If the powder used does not have this particle size, it is brought to this particle size prior to shaping. This can be carried out using any known comminution process. Particularly useful apparatuses for this purpose are ball mills or attritor mills into which the powder is usually introduced as a suspension in an inert suspension medium (for example water, alcohols, ethers or hydrocarbons). Preference is given to using alcohols, in particular C1-C4-alcohols (methanol, ethanol, propanol, isopropanol, butanol, sec-butanol, isobutanol, tert-butanol) as suspension medium. Attritor mills can achieve d50 values of about 0.5 microns. The most important parameter when using ball or attritor mills is the milling time. Milling is always continued until the desired fineness has been reached. If a mixture of compounds is used, joint milling can conveniently at the same time effect the intensive mixing necessary before shaping.

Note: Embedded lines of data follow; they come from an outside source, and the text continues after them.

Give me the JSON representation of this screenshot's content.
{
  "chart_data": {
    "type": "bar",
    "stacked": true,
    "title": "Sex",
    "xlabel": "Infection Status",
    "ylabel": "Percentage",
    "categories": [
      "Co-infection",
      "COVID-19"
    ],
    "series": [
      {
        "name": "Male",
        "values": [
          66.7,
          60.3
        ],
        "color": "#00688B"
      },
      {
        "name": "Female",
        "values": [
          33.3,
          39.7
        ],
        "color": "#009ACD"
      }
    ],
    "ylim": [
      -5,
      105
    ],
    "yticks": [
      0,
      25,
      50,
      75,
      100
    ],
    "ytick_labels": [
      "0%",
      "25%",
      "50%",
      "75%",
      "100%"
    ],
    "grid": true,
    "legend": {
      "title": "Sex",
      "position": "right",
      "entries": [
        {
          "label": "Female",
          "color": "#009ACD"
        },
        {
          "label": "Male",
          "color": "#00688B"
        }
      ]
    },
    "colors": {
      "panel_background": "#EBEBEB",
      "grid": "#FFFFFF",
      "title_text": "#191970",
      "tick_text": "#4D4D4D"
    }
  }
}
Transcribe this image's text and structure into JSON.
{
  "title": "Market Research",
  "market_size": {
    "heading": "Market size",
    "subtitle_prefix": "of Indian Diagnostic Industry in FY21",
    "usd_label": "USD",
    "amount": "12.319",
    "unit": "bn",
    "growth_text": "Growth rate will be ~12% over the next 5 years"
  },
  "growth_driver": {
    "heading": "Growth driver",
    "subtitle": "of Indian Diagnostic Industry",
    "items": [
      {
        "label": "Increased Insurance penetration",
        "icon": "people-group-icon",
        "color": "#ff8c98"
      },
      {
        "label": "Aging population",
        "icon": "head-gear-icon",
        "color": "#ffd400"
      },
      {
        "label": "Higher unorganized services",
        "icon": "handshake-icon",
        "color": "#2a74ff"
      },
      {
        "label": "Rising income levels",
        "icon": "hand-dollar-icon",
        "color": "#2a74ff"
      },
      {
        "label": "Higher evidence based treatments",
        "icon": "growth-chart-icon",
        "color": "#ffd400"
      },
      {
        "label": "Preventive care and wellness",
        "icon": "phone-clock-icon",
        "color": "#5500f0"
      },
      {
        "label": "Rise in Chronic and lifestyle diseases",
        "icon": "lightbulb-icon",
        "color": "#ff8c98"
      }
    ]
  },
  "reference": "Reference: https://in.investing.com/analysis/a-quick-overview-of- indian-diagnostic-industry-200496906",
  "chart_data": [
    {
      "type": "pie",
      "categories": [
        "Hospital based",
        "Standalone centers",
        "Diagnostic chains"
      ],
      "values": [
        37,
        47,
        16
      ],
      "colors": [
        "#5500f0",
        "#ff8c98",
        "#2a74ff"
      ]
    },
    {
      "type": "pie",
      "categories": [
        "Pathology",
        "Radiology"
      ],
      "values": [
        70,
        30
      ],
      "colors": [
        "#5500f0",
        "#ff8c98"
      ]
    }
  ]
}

Shaping of the ion conductor or a mixture of substances from which it is prepared to produce the desired shape is carried out using known shaping methods, for example cold isostatic pressing, hot isostatic pressing, slip casting or tape casting. For this purpose, the powder is, if necessary after milling and if necessary after removal of suspension medium, subjected to the appropriate process. A preferred shaping process is cold isostatic pressing. For this purpose, the powder is pressed in a mold under a pressure of generally at least 1000 bar, preferably at least 2000 bar and particularly preferably at least 3000 bar.
Subsequent to shaping or at the same time as shaping (for instance in the case of hot isostatic pressing), the ion conductor is fired to full density by heating (“heat treatment”, “calcination” or “sintering”) so as to produce the finished dividing wall of the electrolysis cell. If shaping has not been carried out using Li4−xSi1−xPxO4 in which x is at least 0.3 and not more than 0.7 itself, this ion conductor is also produced from the powder mixture used during sintering. Sintering is carried out by heating the shaped bodies to a temperature of generally at least 700° C., preferably at least 800° C. and particularly preferably at least 900° C. Sintering is continued until an ion conductor of the desired density is obtained at the temperature set. In general, the sintering temperature is held for at least 15 minutes, preferably at least 30 minutes and particularly preferably at least 1 hour. Sintering is generally complete after no more than 10 hours; sintering is preferably carried out for not more than 6 hours and particularly preferably for not more than 4 hours. On heating and cooling the shaped bodies to or from the sintering temperature, care has to be taken to ensure that temperature stresses do not cause cracks. The heating or cooling rate is therefore generally not more than 20° C./min, preferably not more than 10° C./min and particularly preferably not more than 5° C./min.
Lithium ion conductors which have a high density and cracking resistance and are very suitable for lithium production can be produced in this way.